Bono, by contrast, had publically supported Greenpeace, Amnesty International, and had joined Jubilee 2000, a 40 country movement that advocated cancelling third world debt for the millennium. At one point the Jubilee campaign asked Bono to get the Baptist Nigerian President to write a letter to Baptist churches across southern US states. He was supposed to explain the Biblical principles behind debt cancellation.
The Baptist leaders listened, and Bono suddenly had access to a lot of strongly Christian Republicans. That’s why he was able to meet and speak with Jesse Helms. Helms had been very tough on the concept of foreign HIV drug assistance. “He’s a religious man”, Bono said, “so I told him that 2103 verses of scripture pertain to the poor, and Jesus speaks of judgment only once – It’s not about being gay or sexual morality, but about poverty. I quoted that verse of Matthew chapter 25: ‘I was naked and you clothed me.’ He was in tears. And later publicly acknowledged that he was ashamed…”
After the meeting vice president “Dick Cheney walked into the Oval office, and told President Bush that, ‘Jesse Helms wants us to listen to Bono’s idea.” That led to negotiations and Bush’s 2003 plan.
That January in his State of the Union message President Bush announced his policy towards HIV had changed. He would ask congress to spend $15 billion dollars over 5 years to combat the disease. Since its creation in 2003, the “President’s Emergency Plan for AIDS Relief (PEPFAR)” received more than $70 billion in congressional funds …$6.56 billion in fiscal 2017. The Trump budget plans to cut the amount the government contributes in 2019 by a billion dollars.
In 2017, per the U.N., 19.5 million people, more than half those infected, are being treated. The UN thinks they can end the epidemic if 90% of those infected know they are infected. And if 90% of them take anti retroviral drugs; and if 90% of people being treated take enough medicine to suppress the virus. Seven countries, one of which is in Africa, have achieved the 90/90/90 goal.
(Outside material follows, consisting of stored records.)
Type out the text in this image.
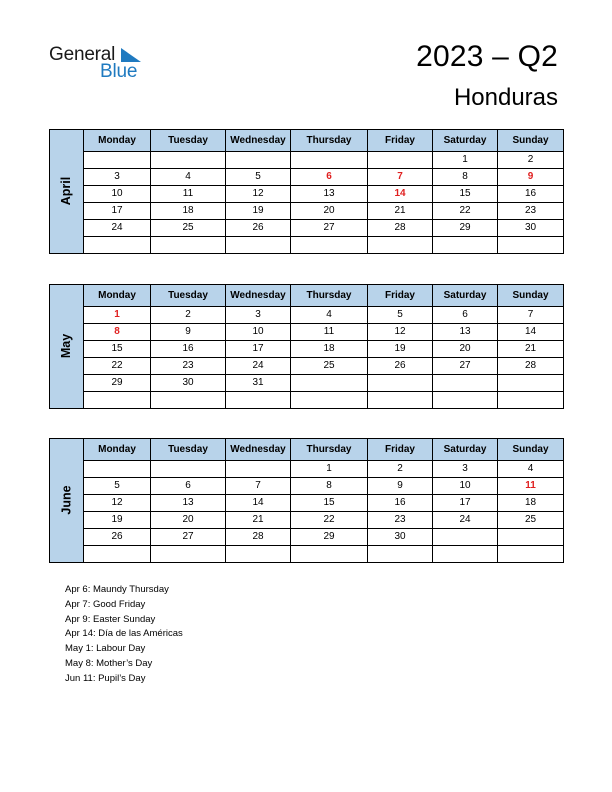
General
Blue	2023 – Q2
Honduras
April	Monday	Tuesday	Wednesday	Thursday	Friday	Saturday	Sunday
						1	2
	3	4	5	6	7	8	9
	10	11	12	13	14	15	16
	17	18	19	20	21	22	23
	24	25	26	27	28	29	30

May	Monday	Tuesday	Wednesday	Thursday	Friday	Saturday	Sunday
	1	2	3	4	5	6	7
	8	9	10	11	12	13	14
	15	16	17	18	19	20	21
	22	23	24	25	26	27	28
	29	30	31				

June	Monday	Tuesday	Wednesday	Thursday	Friday	Saturday	Sunday
				1	2	3	4
	5	6	7	8	9	10	11
	12	13	14	15	16	17	18
	19	20	21	22	23	24	25
	26	27	28	29	30		

Apr 6: Maundy Thursday
Apr 7: Good Friday
Apr 9: Easter Sunday
Apr 14: Día de las Américas
May 1: Labour Day
May 8: Mother’s Day
Jun 11: Pupil’s Day
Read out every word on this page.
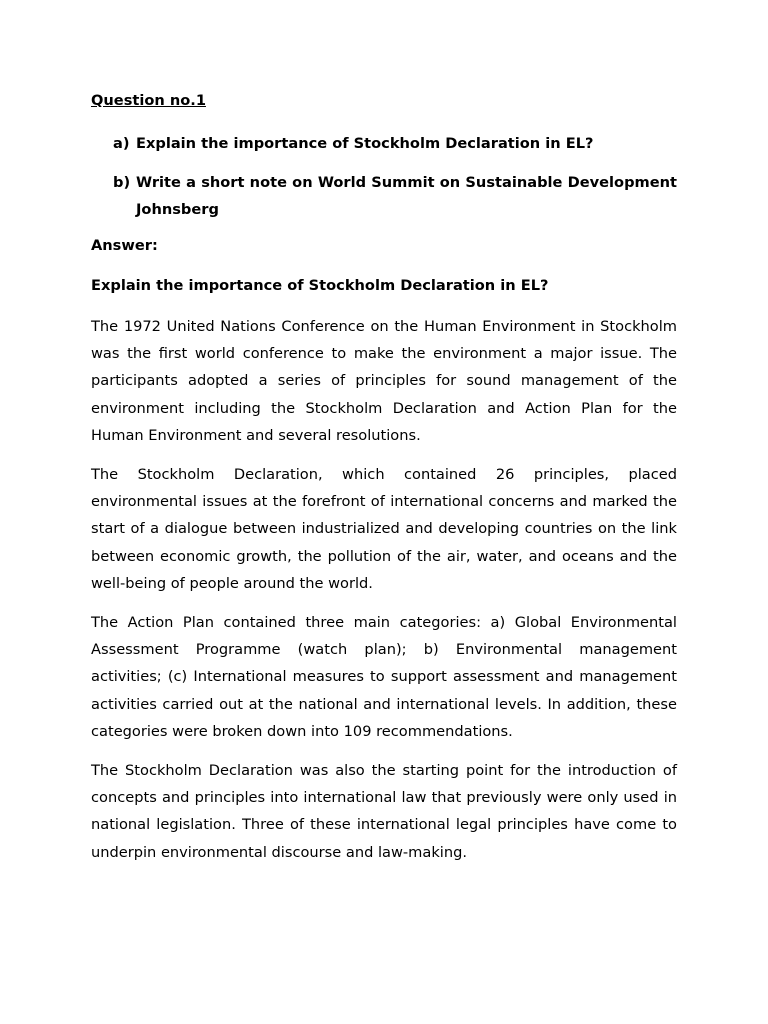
Question no.1
a) Explain the importance of Stockholm Declaration in EL?
b) Write a short note on World Summit on Sustainable Development Johnsberg
Answer:
Explain the importance of Stockholm Declaration in EL?

The 1972 United Nations Conference on the Human Environment in Stockholm was the first world conference to make the environment a major issue. The participants adopted a series of principles for sound management of the environment including the Stockholm Declaration and Action Plan for the Human Environment and several resolutions.

The Stockholm Declaration, which contained 26 principles, placed environmental issues at the forefront of international concerns and marked the start of a dialogue between industrialized and developing countries on the link between economic growth, the pollution of the air, water, and oceans and the well-being of people around the world.

The Action Plan contained three main categories: a) Global Environmental Assessment Programme (watch plan); b) Environmental management activities; (c) International measures to support assessment and management activities carried out at the national and international levels. In addition, these categories were broken down into 109 recommendations.

The Stockholm Declaration was also the starting point for the introduction of concepts and principles into international law that previously were only used in national legislation. Three of these international legal principles have come to underpin environmental discourse and law-making.
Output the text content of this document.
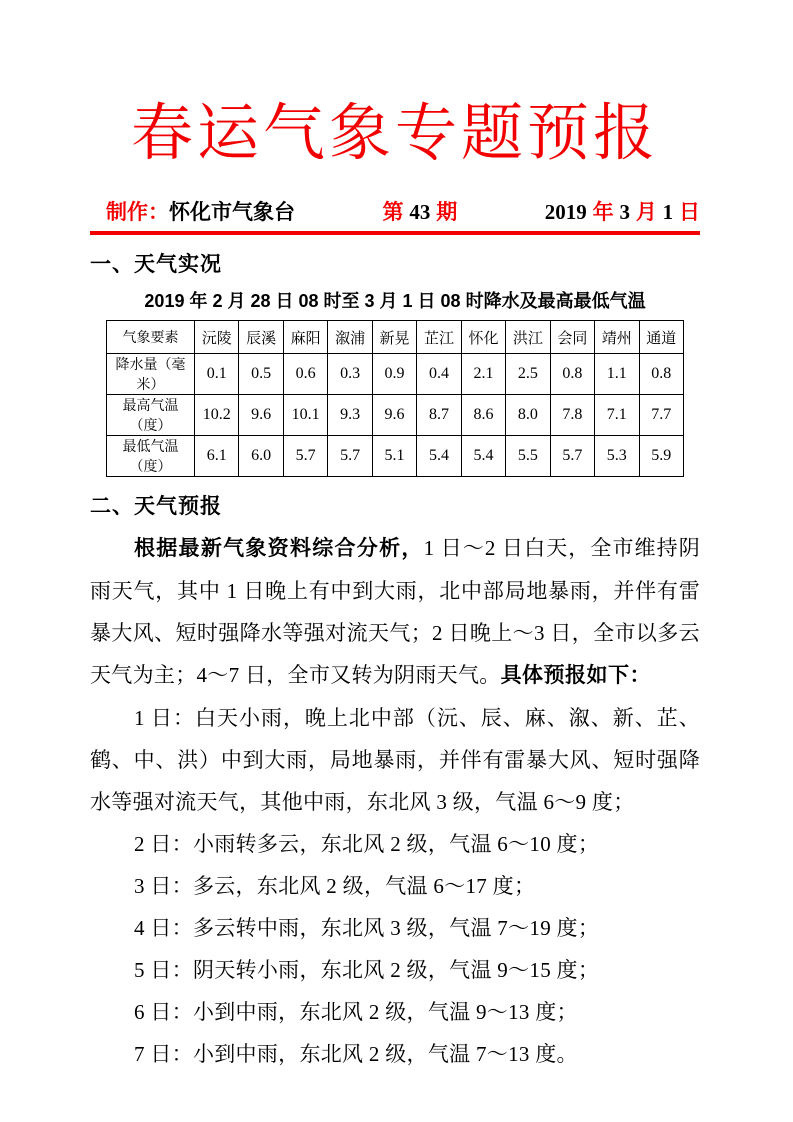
春运气象专题预报
制作：怀化市气象台	第 43 期	2019 年 3 月 1 日
一、天气实况
2019 年 2 月 28 日 08 时至 3 月 1 日 08 时降水及最高最低气温
气象要素	沅陵	辰溪	麻阳	溆浦	新晃	芷江	怀化	洪江	会同	靖州	通道
降水量（毫米）	0.1	0.5	0.6	0.3	0.9	0.4	2.1	2.5	0.8	1.1	0.8
最高气温（度）	10.2	9.6	10.1	9.3	9.6	8.7	8.6	8.0	7.8	7.1	7.7
最低气温（度）	6.1	6.0	5.7	5.7	5.1	5.4	5.4	5.5	5.7	5.3	5.9
二、天气预报

根据最新气象资料综合分析，1 日～2 日白天，全市维持阴雨天气，其中 1 日晚上有中到大雨，北中部局地暴雨，并伴有雷暴大风、短时强降水等强对流天气；2 日晚上～3 日，全市以多云天气为主；4～7 日，全市又转为阴雨天气。具体预报如下：

1 日：白天小雨，晚上北中部（沅、辰、麻、溆、新、芷、鹤、中、洪）中到大雨，局地暴雨，并伴有雷暴大风、短时强降水等强对流天气，其他中雨，东北风 3 级，气温 6～9 度；

2 日：小雨转多云，东北风 2 级，气温 6～10 度；

3 日：多云，东北风 2 级，气温 6～17 度；

4 日：多云转中雨，东北风 3 级，气温 7～19 度；

5 日：阴天转小雨，东北风 2 级，气温 9～15 度；

6 日：小到中雨，东北风 2 级，气温 9～13 度；

7 日：小到中雨，东北风 2 级，气温 7～13 度。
In the U.S. people are treated with one of many combinations of drugs. Most have not been generic. (But that’s changing. 3 major drugs were FDA approved in recent years, and in 2016 the agency authorized a generic version of Truvada—the pill that when taken daily by high risk individuals cuts the risk of infection by over 90%. ) The CDC recently estimated the average annual cost of HIV drugs was about $20,000 ($360,000 lifetime.) Most Americans with HIV get their medication through their insurer, but they have to pay deductibles, and copayments. That can be a problem. In the appropriate age and income situations Medicare and Medical supply the meds. The non-profit Ryan White Foundation helps when health plans are incomplete and people can’t afford the drugs. There are federal programs that help needy women and children. For the right population the Indian Service and the VA get involved.